The University of Birmingham is already a major player in biofilm research in many different disciplines. Research here ranges from studying biofilms in rivers, through using biofilms to improve stress resistance of biocatalysis, to investigating new ways to combat biofilms on medical devices or on human tissues, where they can cause serious health problems. Other areas of strength include magnetic resonance imaging of molecular transport in biofilms, mixed fungal and bacterial biofilms, computational modelling and synthesis of peptides, polymers and nanomaterials to visualize or combat biofilms.
Dr Jan Kreft, of the Institute of Microbiology and Infection (IMI) and the Centre for Computational Biology (CCB) at the University of Birmingham, said: “We are proud to be part of this new Centre, which will be a tremendous networking and funding mechanism to facilitate greater collaboration between academics and industry partners.”
“At the University of Birmingham, we will use the Centre to develop a number of products that could be revolutionary, from new smart nanomaterials that release antimicrobials when triggered by environmental conditions, to novel light and photonic therapies and laser texturing of surfaces to prevent biofilm formation.”
Microbial biofilm research is now a feature of many scientific disciplines including biological sciences, medicine, chemistry, physics, computational modelling, engineering and ocean science.

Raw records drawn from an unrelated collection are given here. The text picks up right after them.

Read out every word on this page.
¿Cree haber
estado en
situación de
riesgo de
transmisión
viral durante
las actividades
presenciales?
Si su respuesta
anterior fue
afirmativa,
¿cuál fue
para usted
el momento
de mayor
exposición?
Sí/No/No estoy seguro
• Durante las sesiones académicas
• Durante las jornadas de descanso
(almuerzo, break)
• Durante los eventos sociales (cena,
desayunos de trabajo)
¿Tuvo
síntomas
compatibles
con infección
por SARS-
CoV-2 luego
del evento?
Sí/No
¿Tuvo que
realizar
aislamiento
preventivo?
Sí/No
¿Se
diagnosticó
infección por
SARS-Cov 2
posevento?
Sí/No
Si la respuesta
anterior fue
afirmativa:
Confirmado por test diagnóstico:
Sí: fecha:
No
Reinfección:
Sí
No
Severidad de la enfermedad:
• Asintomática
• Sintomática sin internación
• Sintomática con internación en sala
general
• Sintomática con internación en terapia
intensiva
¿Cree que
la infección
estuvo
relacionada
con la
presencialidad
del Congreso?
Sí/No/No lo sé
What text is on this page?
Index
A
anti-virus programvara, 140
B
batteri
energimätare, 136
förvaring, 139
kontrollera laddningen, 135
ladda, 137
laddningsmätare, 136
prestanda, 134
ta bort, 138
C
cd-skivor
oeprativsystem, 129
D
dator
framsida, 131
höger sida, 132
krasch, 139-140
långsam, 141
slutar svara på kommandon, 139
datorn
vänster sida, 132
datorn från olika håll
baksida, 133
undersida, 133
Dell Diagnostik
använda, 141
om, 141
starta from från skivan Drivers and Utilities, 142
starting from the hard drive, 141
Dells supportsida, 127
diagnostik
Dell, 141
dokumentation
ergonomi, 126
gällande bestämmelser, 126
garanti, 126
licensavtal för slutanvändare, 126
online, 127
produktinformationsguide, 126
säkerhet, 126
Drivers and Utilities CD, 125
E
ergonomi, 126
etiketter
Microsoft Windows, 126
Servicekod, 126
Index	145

Biofilms are central to some of the most urgent global challenges across diverse fields of application, from medicine to industry to the environment and exert considerable economic and social impact:
- They are a leading cause of antimicrobial resistance (AMR), forecast to cost $100T in world GDP and 10M deaths by 2050;
- They are the major cause of chronic infections, costing the NHS £2bn per annum;
- Contamination, energy losses and damage by biofilms impact on the £70B UK foods industry, the $2.8T consumer products sector, and $117B global coatings industry.
- Biofilm management is essential to deliver clean and globally sustainable drinking water and food security.
* This image from Dr Rachel Sammons, School of Dentistry @unibirmingham, shows dental plaque on a retrieved infected dental implant. It is made of several different species of bacteria. In the image, we can see filaments, rods and cocci (spherical) bacteria as well as blood cells. The “corn-cobs” are typical of mature plaque and consist of a filamentous bacterium surrounded by cocci in a symbiotic relationship.